Der Netzbetreiber Vodafone gab am Montag bekannt, den ersten LTE-Standort im Münsterland in Betrieb genommen zu haben. Ab sofort ist die neue mobile Breitbandtechnik LTE (Long Term Evolution) in Dülmen-Merfeld im Kreis Coesfeld nutzbar. Vodafone verspricht Übertragungsgeschwindigkeiten von mindestens drei Megabit pro Sekunde. Maximal sind 50 MBit/s möglich.
Mit dem Einführungsangebot sparen

LTE von Vodafone, Quelle: vodafone.de
Wer das schnelle Internet via LTE nutzen möchte, benötigt einen LTE-WLAN-Router oder einen LTE-Surfstick. Im Einführungsangebot liegen die Kosten dafür bei einem Euro und 2,50 Euro im Monat. Über den Tarif „LTE-Zuhause Internet“ hat der Kunde die Wahl zwischen drei Übertragungsraten. Je schneller das Internet sein soll, desto kostenintensiver ist der Tarif. Das Einführungsangebot gilt laut Vodafone nur bis zum 30. April. Wer den Tarif später bucht, zahlt 10 Euro mehr. Nach Erreichen des jeweiligen monatlichen Datenvolumens wird die Übertragungsgeschwindigkeit auf 384 Kbit/s gedrosselt.

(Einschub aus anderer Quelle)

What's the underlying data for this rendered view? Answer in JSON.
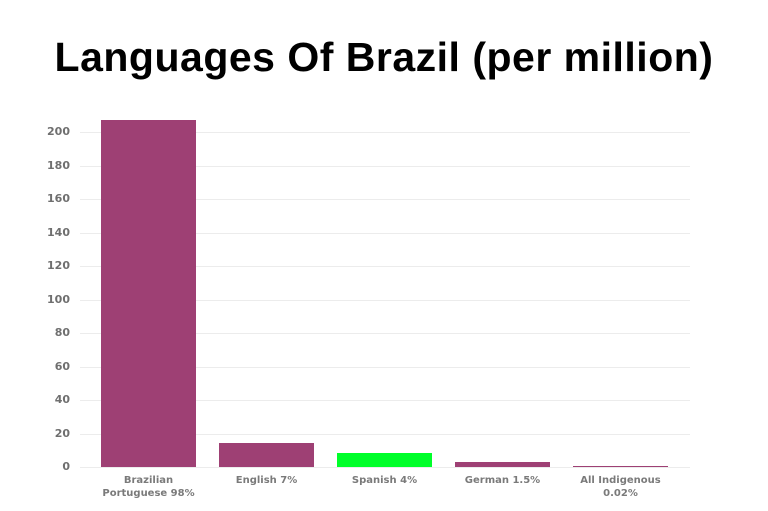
{
  "chart_data": {
    "type": "bar",
    "title": "Languages Of Brazil (per million)",
    "xlabel": "",
    "ylabel": "",
    "categories": [
      "Brazilian Portuguese 98%",
      "English 7%",
      "Spanish 4%",
      "German 1.5%",
      "All Indigenous 0.02%"
    ],
    "category_lines": [
      [
        "Brazilian",
        "Portuguese 98%"
      ],
      [
        "English 7%"
      ],
      [
        "Spanish 4%"
      ],
      [
        "German 1.5%"
      ],
      [
        "All Indigenous",
        "0.02%"
      ]
    ],
    "values": [
      207,
      14.5,
      8.5,
      3,
      0.5
    ],
    "colors": [
      "#9e4074",
      "#9e4074",
      "#00ff2a",
      "#9e4074",
      "#9e4074"
    ],
    "ylim": [
      0,
      200
    ],
    "yticks": [
      0,
      20,
      40,
      60,
      80,
      100,
      120,
      140,
      160,
      180,
      200
    ],
    "grid": true,
    "legend": null
  }
}
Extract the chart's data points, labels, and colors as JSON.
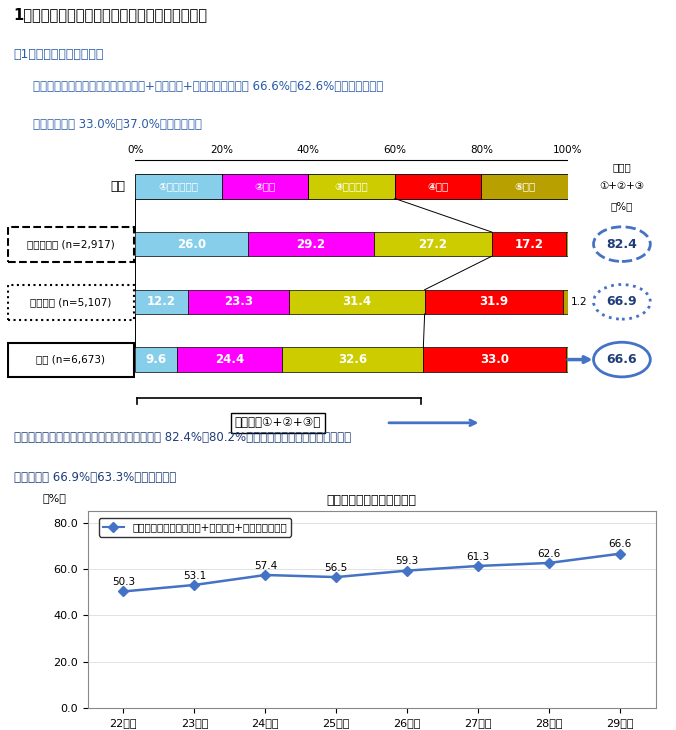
{
  "title_main": "1　介護サービスに従事する従業員の過不足状況",
  "subtitle1": "（1）従業員の過不足状況",
  "body_text1": "　全体での不足感（「大いに不足」+「不足」+「やや不足」）は 66.6%（62.6%）であった。ま",
  "body_text2": "た「適当」は 33.0%（37.0%）であった。",
  "legend_labels": [
    "①大いに不足",
    "②不足",
    "③やや不足",
    "④適当",
    "⑤過剤"
  ],
  "legend_colors": [
    "#87CEEB",
    "#FF00FF",
    "#CCCC00",
    "#FF0000",
    "#B8A000"
  ],
  "bar_rows": [
    {
      "label": "訪問介護員 (n=2,917)",
      "values": [
        26.0,
        29.2,
        27.2,
        17.2,
        0.4
      ],
      "shortage": 82.4,
      "border": "dashed"
    },
    {
      "label": "介護職員 (n=5,107)",
      "values": [
        12.2,
        23.3,
        31.4,
        31.9,
        1.2
      ],
      "shortage": 66.9,
      "border": "dotted"
    },
    {
      "label": "全体 (n=6,673)",
      "values": [
        9.6,
        24.4,
        32.6,
        33.0,
        0.4
      ],
      "shortage": 66.6,
      "border": "solid"
    }
  ],
  "bar_colors": [
    "#87CEEB",
    "#FF00FF",
    "#CCCC00",
    "#FF0000",
    "#B8A000"
  ],
  "shortage_header": [
    "不足感",
    "①+②+③",
    "（%）"
  ],
  "bracket_label": "不足感（①+②+③）",
  "paragraph_text": "　職種別で見ると、「訪問介護員」の不足感は 82.4%（80.2%）と最も高く、次いで「介護職員",
  "paragraph_text2": "の不足感が 66.9%（63.3%）であった。",
  "line_chart_title": "従業員の不足感の経年変化",
  "line_legend": "不足感（「大いに不足」+「不足」+「やや不足」）",
  "line_x_labels": [
    "22年度",
    "23年度",
    "24年度",
    "25年度",
    "26年度",
    "27年度",
    "28年度",
    "29年度"
  ],
  "line_y_values": [
    50.3,
    53.1,
    57.4,
    56.5,
    59.3,
    61.3,
    62.6,
    66.6
  ],
  "line_color": "#4472C4",
  "line_ylabel": "（%）",
  "line_yticks": [
    0.0,
    20.0,
    40.0,
    60.0,
    80.0
  ],
  "bg_color": "#FFFFFF",
  "kbn_label": "区分"
}
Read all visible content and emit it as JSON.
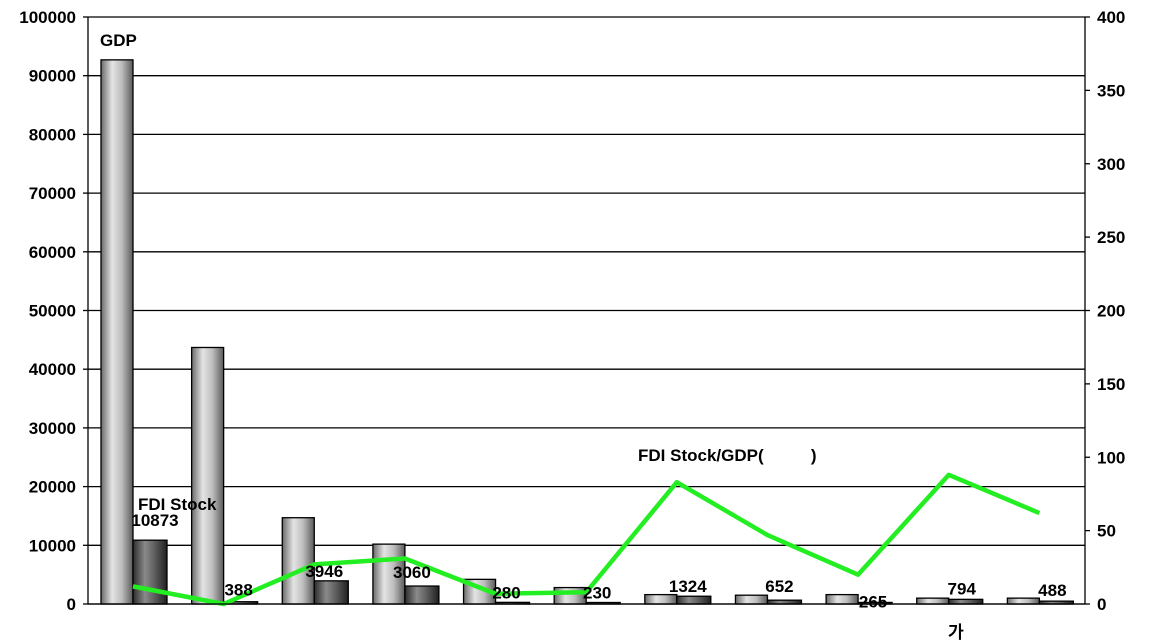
{
  "chart_data": {
    "type": "bar",
    "categories": [
      "",
      "",
      "",
      "",
      "",
      "",
      "",
      "",
      "",
      "",
      ""
    ],
    "series": [
      {
        "name": "GDP",
        "values": [
          92700,
          43700,
          14700,
          10200,
          4200,
          2800,
          1600,
          1500,
          1600,
          1000,
          1000
        ]
      },
      {
        "name": "FDI Stock",
        "values": [
          10873,
          388,
          3946,
          3060,
          280,
          230,
          1324,
          652,
          265,
          794,
          488
        ]
      },
      {
        "name": "FDI Stock/GDP(          )",
        "values": [
          12,
          0,
          27,
          31,
          7,
          8,
          83,
          47,
          20,
          88,
          62
        ]
      }
    ],
    "data_labels": [
      "10873",
      "388",
      "3946",
      "3060",
      "280",
      "230",
      "1324",
      "652",
      "265",
      "794",
      "488"
    ],
    "annotations": [
      "GDP",
      "FDI Stock",
      "FDI Stock/GDP(          )",
      "가"
    ],
    "y_left": {
      "ylim": [
        0,
        100000
      ],
      "ticks": [
        "0",
        "10000",
        "20000",
        "30000",
        "40000",
        "50000",
        "60000",
        "70000",
        "80000",
        "90000",
        "100000"
      ]
    },
    "y_right": {
      "ylim": [
        0,
        400
      ],
      "ticks": [
        "0",
        "50",
        "100",
        "150",
        "200",
        "250",
        "300",
        "350",
        "400"
      ]
    },
    "grid": true,
    "legend": "none",
    "colors": {
      "gdp_bar": "#9a9a9a",
      "fdi_bar": "#505050",
      "ratio_line": "#22ee22",
      "grid": "#000000"
    }
  }
}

Weiße Flecken verschwinden im Wochenrhythmus
Eigenen Angaben von Vodafone zufolge versorgt das Unternehmen bundesweit rund 1,3 Millionen Haushalte mit der neuen Breitbandtechnik LTE. Im Wochenrhythmus werden weitere Standorte angeschlossen. So sollen alle weißen Flecken in Deutschland innerhalb der nächsten zwölf Monate beseitigt werden. Wo es jetzt nur schlechten Internet-Empfang gibt, wird nun aufgeholt. „Mit Dülmen-Merfeld haben wir den ersten Schritt im Münsterland gemacht. Gleichzeitig bauen wir auch die Breitbandversorgung in ganz Nordrhein-Westfalen und im gesamten Bundesgebiet aus“, so Thomas Ellerbeck, der Mitglied der Geschäftsleitung von Vodafone Deutschland ist. Der Zugang zum Breitbandinternet sei überall und für alle ein wichtiger Standortfaktor.